Until recently, despite periodic transgressions on the undefined Line of Actual Control that marks the Sino-Indian border, things were reasonably calm. Now, after the Doklam crisis, the Chinese appear to be seriously shoring up their military posture along the entire LAC, and so the net result could well be a setback to the maintenance of peace and tranquility on the border. As for the Indian Ocean, there is no direct confrontation, but the Chinese presence is marked and steadily growing.

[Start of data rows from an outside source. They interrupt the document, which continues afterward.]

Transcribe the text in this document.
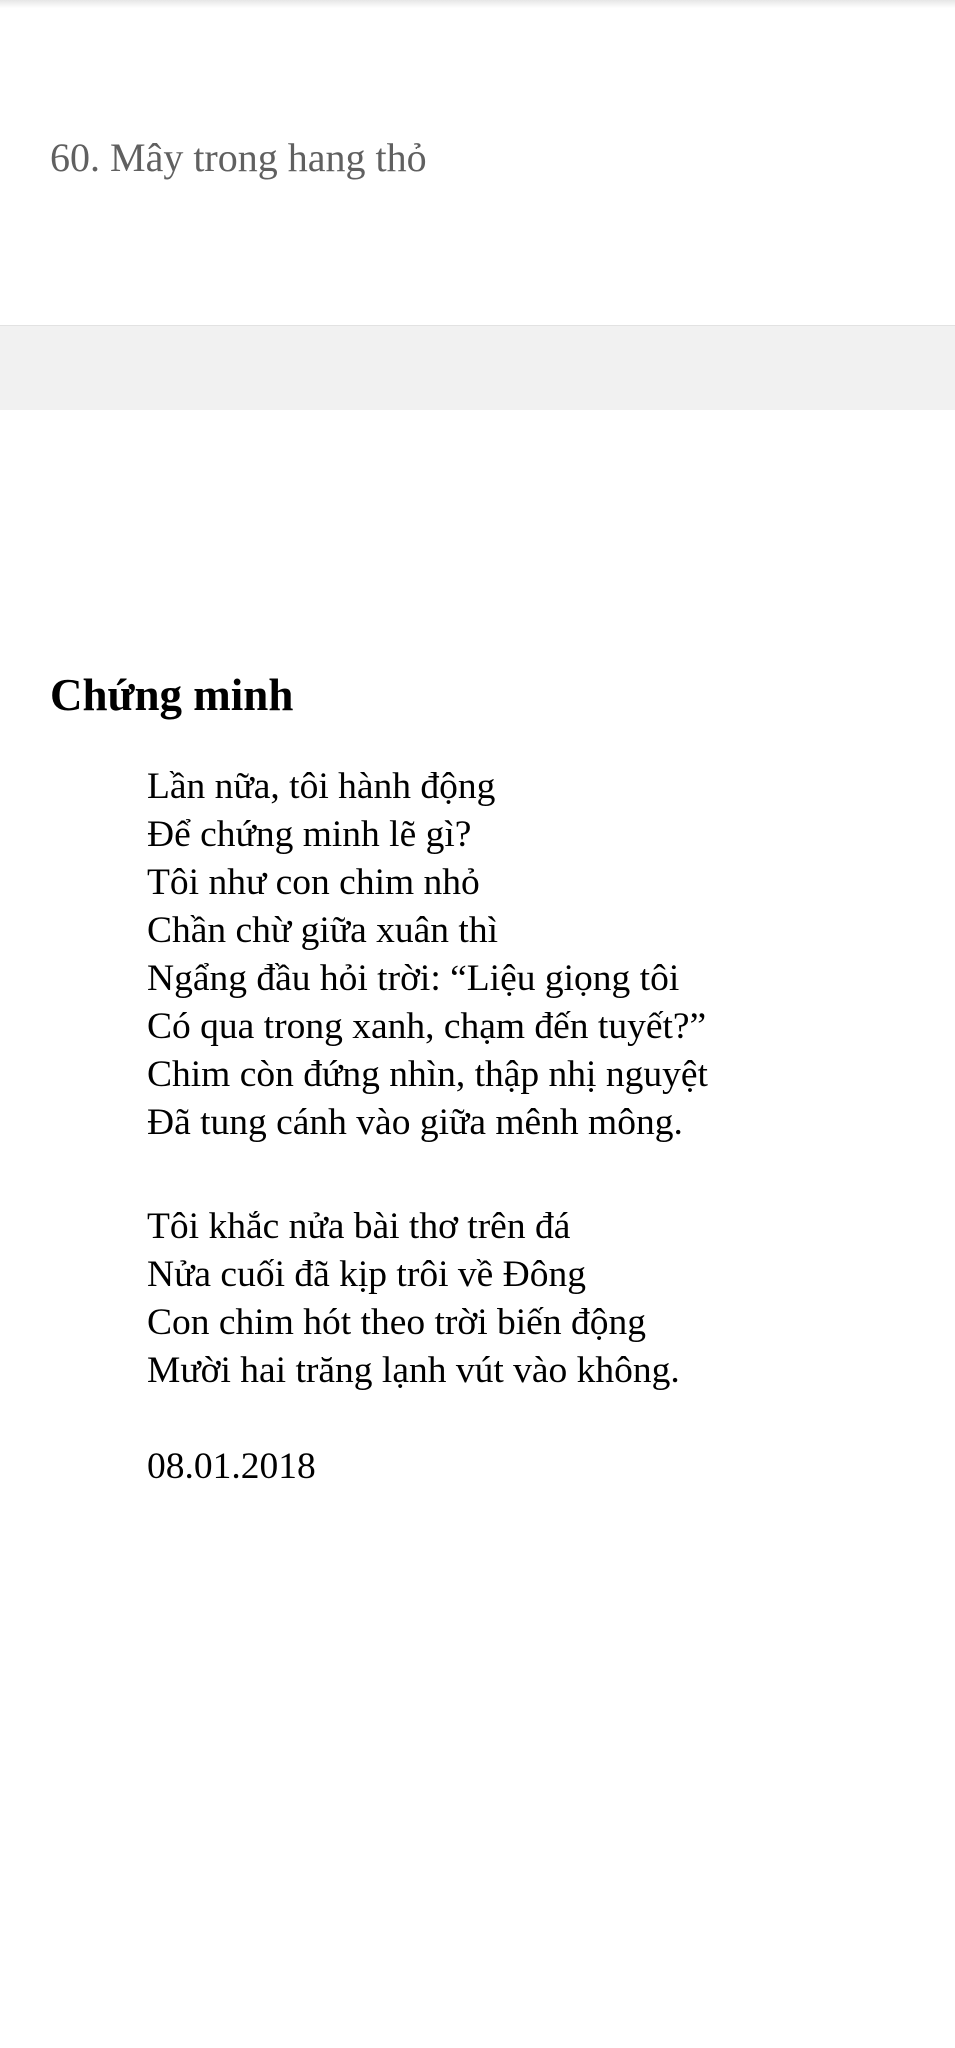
60. Mây trong hang thỏ
Chứng minh
Lần nữa, tôi hành động
Để chứng minh lẽ gì?
Tôi như con chim nhỏ
Chần chừ giữa xuân thì
Ngẩng đầu hỏi trời: “Liệu giọng tôi
Có qua trong xanh, chạm đến tuyết?”
Chim còn đứng nhìn, thập nhị nguyệt
Đã tung cánh vào giữa mênh mông.
Tôi khắc nửa bài thơ trên đá
Nửa cuối đã kịp trôi về Đông
Con chim hót theo trời biến động
Mười hai trăng lạnh vút vào không.
08.01.2018
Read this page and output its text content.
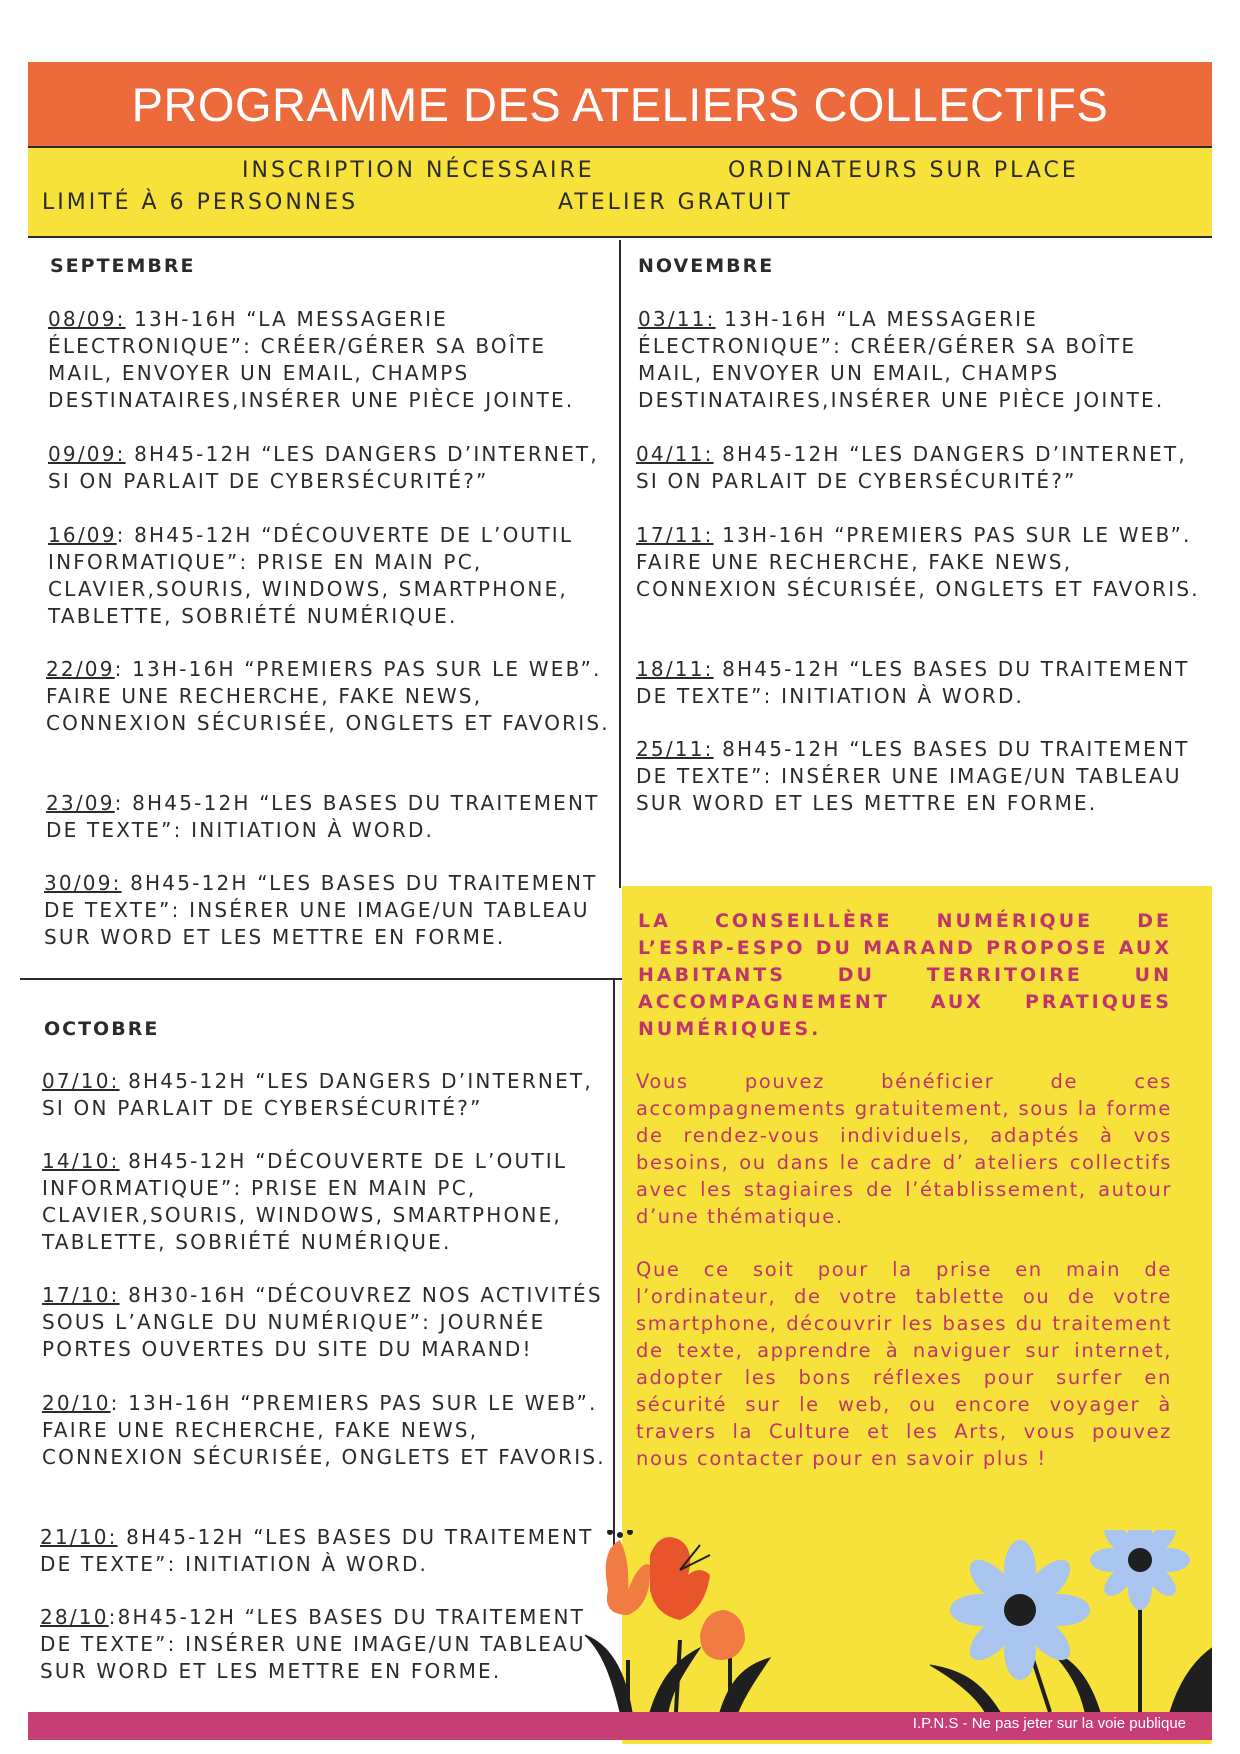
PROGRAMME DES ATELIERS COLLECTIFS
INSCRIPTION NÉCESSAIRE	ORDINATEURS SUR PLACE
LIMITÉ À 6 PERSONNES	ATELIER GRATUIT
SEPTEMBRE
08/09: 13H-16H “LA MESSAGERIE ÉLECTRONIQUE”: CRÉER/GÉRER SA BOÎTE MAIL, ENVOYER UN EMAIL, CHAMPS DESTINATAIRES,INSÉRER UNE PIÈCE JOINTE.
09/09: 8H45-12H “LES DANGERS D’INTERNET, SI ON PARLAIT DE CYBERSÉCURITÉ?”
16/09: 8H45-12H “DÉCOUVERTE DE L’OUTIL INFORMATIQUE”: PRISE EN MAIN PC, CLAVIER,SOURIS, WINDOWS, SMARTPHONE, TABLETTE, SOBRIÉTÉ NUMÉRIQUE.
22/09: 13H-16H “PREMIERS PAS SUR LE WEB”. FAIRE UNE RECHERCHE, FAKE NEWS, CONNEXION SÉCURISÉE, ONGLETS ET FAVORIS.
23/09: 8H45-12H “LES BASES DU TRAITEMENT DE TEXTE”: INITIATION À WORD.
30/09: 8H45-12H “LES BASES DU TRAITEMENT DE TEXTE”: INSÉRER UNE IMAGE/UN TABLEAU SUR WORD ET LES METTRE EN FORME.
OCTOBRE
07/10: 8H45-12H “LES DANGERS D’INTERNET, SI ON PARLAIT DE CYBERSÉCURITÉ?”
14/10: 8H45-12H “DÉCOUVERTE DE L’OUTIL INFORMATIQUE”: PRISE EN MAIN PC, CLAVIER,SOURIS, WINDOWS, SMARTPHONE, TABLETTE, SOBRIÉTÉ NUMÉRIQUE.
17/10: 8H30-16H “DÉCOUVREZ NOS ACTIVITÉS SOUS L’ANGLE DU NUMÉRIQUE”: JOURNÉE PORTES OUVERTES DU SITE DU MARAND!
20/10: 13H-16H “PREMIERS PAS SUR LE WEB”. FAIRE UNE RECHERCHE, FAKE NEWS, CONNEXION SÉCURISÉE, ONGLETS ET FAVORIS.
21/10: 8H45-12H “LES BASES DU TRAITEMENT DE TEXTE”: INITIATION À WORD.
28/10:8H45-12H “LES BASES DU TRAITEMENT DE TEXTE”: INSÉRER UNE IMAGE/UN TABLEAU SUR WORD ET LES METTRE EN FORME.
NOVEMBRE
03/11: 13H-16H “LA MESSAGERIE ÉLECTRONIQUE”: CRÉER/GÉRER SA BOÎTE MAIL, ENVOYER UN EMAIL, CHAMPS DESTINATAIRES,INSÉRER UNE PIÈCE JOINTE.
04/11: 8H45-12H “LES DANGERS D’INTERNET, SI ON PARLAIT DE CYBERSÉCURITÉ?”
17/11: 13H-16H “PREMIERS PAS SUR LE WEB”. FAIRE UNE RECHERCHE, FAKE NEWS, CONNEXION SÉCURISÉE, ONGLETS ET FAVORIS.
18/11: 8H45-12H “LES BASES DU TRAITEMENT DE TEXTE”: INITIATION À WORD.
25/11: 8H45-12H “LES BASES DU TRAITEMENT DE TEXTE”: INSÉRER UNE IMAGE/UN TABLEAU SUR WORD ET LES METTRE EN FORME.
LA CONSEILLÈRE NUMÉRIQUE DE L’ESRP-ESPO DU MARAND PROPOSE AUX HABITANTS DU TERRITOIRE UN ACCOMPAGNEMENT AUX PRATIQUES NUMÉRIQUES.
Vous pouvez bénéficier de ces accompagnements gratuitement, sous la forme de rendez-vous individuels, adaptés à vos besoins, ou dans le cadre d’ ateliers collectifs avec les stagiaires de l’établissement, autour d’une thématique.
Que ce soit pour la prise en main de l’ordinateur, de votre tablette ou de votre smartphone, découvrir les bases du traitement de texte, apprendre à naviguer sur internet, adopter les bons réflexes pour surfer en sécurité sur le web, ou encore voyager à travers la Culture et les Arts, vous pouvez nous contacter pour en savoir plus !
I.P.N.S - Ne pas jeter sur la voie publique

Despite the bravado and bluster of its generals, India would be seriously disadvantaged if it actually had to fight China and Pakistan simultaneously. However, this is not a probable scenario. China is not likely to intervene in any India-Pakistan issue, though it is quite possible that Islamabad would consider embarrassing New Delhi were India to be involved in any border confrontation with China. As for any larger war, that is not likely to happen, as long as rational calculations guide the policies of the three nuclear-armed nations. Indeed, one of the greater failures of Indian diplomacy has been its inability to break the so-called Sino-Pakistani nexus. This has severely constrained its regional policies and compelled India to seek a somewhat lopsided “alliance” where Washington seeks India’s military commitment in the Pacific, but steers clear of any commitment to New Delhi’s more vital interests in the north Arabian Sea and the Persian Gulf.